The product
Role: Product Designer
PANDA Guide is a Tech4Good startup aiming to make the world more accessible to people with visual impairment by providing them the right technological tools necessary for their autonomy.
The main product is a wearable analyzing your surroundings to help you avoid holes and obstacles. It is paired with an app which provides an onboarding of the product, the ability to modify setting preferences, and updating the software for new features (text reading, object recognition…).


My role
As the sole product designer of the team, my role was broad and consisted in:
• Ensuring the relevance and consistency between the products (wearable + mobile app)
• Designing the “companion app” from scratch
• Conducting qualitative & quantitative user research
• Defining and prioritizing needs from these inputs
• Writing stories and planning future sprints (SCRUM method)
• Creating new features and interfaces (visual, audio, haptic) for both products
• Planning and running user testing sessions
• Collaborating with external stakeholders (design & mechanical office, sound designer, locomotion instructor)
User research
One of the most interesting aspects of working at PANDA was the target group.
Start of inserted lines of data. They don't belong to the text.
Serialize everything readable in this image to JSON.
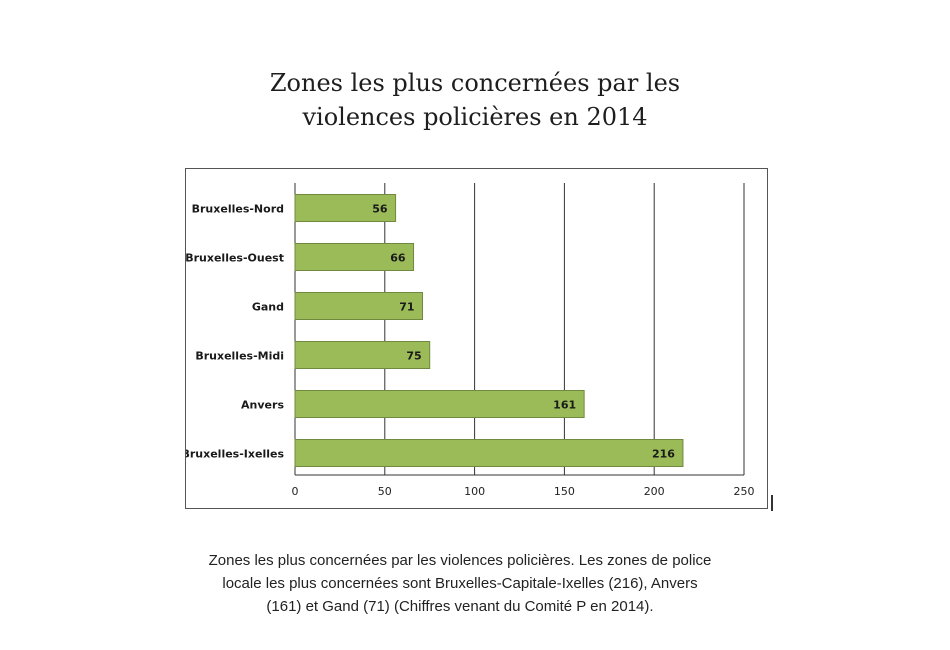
{
  "title_lines": [
    "Zones les plus concernées par les",
    "violences policières en 2014"
  ],
  "caption_lines": [
    "Zones les plus concernées par les violences policières. Les zones de police",
    "locale les plus concernées sont Bruxelles-Capitale-Ixelles (216), Anvers",
    "(161) et Gand (71) (Chiffres venant du Comité P en 2014)."
  ],
  "chart_data": {
    "type": "bar",
    "orientation": "horizontal",
    "categories": [
      "Bruxelles-Nord",
      "Bruxelles-Ouest",
      "Gand",
      "Bruxelles-Midi",
      "Anvers",
      "Bruxelles-Ixelles"
    ],
    "values": [
      56,
      66,
      71,
      75,
      161,
      216
    ],
    "data_labels": [
      "56",
      "66",
      "71",
      "75",
      "161",
      "216"
    ],
    "x_ticks": [
      "0",
      "50",
      "100",
      "150",
      "200",
      "250"
    ],
    "xlim": [
      0,
      250
    ],
    "grid": true,
    "legend": "none",
    "colors": {
      "bar_fill": "#9bbb59",
      "bar_stroke": "#71893f",
      "grid": "#333333"
    }
  }
}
Before joining, I hadn’t met any person with visual impairment and I discovered a very interesting, yet challenging, niche of users to research and test our products with. Interesting, because I learnt a tremendous amount of facts on their daily life and pain points they’re facing. Challenging, because I was limited in research and testing tools due to their handicap, so I had to get creative to find alternatives.
I conducted a series of phone interviews to understand better their lifestyle, their type of visual impairment, the pain points they are facing on a daily basis and their relation to technology. Based on my findings, I created four personas, two of them being our core target and two others as secondary targets:
I also conducted several user testing sessions to explore different ways of guiding them through audio and haptics:
The app
The core of my work was to design the “companion app” for the wearable, based on my user research. This app has different main functions: tracking the product during production and delivery, onboarding the user upon reception, adjusting setting preferences for a custom experience, and managing updates of the software as new features come along.

The onboarding
Most products for people with visual impairment, such as electronic canes, require someone to help the user get to know the product, making the onboarding process expensing, time-consuming and restrictive, as it requires some planning and a diversity of locations. To overcome this, we decided to make a fully remote onboarding via an app. To make sure the user feels accompanied nonetheless, a help button is available all along to be able to contact our team by phone and mail at anytime.

Setting preferences and updates
In addition to an in-depth onboarding, the app also provides the possibility to adjust the setting preferences – it is also doable directly on the product – and a way to make updates for the software inside the wearable, in order to access new functionalities as they come along.

Accessibility at the core
Users with visual impairment have different ways of using their phone, depending on their impairment. Some can see the screen (fully or partially, with more or less clarity) while some need a screen reader (VoiceOver on iPhone, TalkBack on Android). We have thus adapted the app to provide different options depending on the user’s phone’s settings, while using large fonts and dark, contrasted visuals to maximise their comfort.
My 24h-blind experiment
In my first month at PANDA Guide, I spent 24h blindfolded to experiment the feeling of living as a person with visual impairment. Of course, 24h is quite limited and didn’t allow me to explore most pain points a blind person can encounter, such as doing their groceries, but it gave me very interesting insights on some aspects of their daily struggles.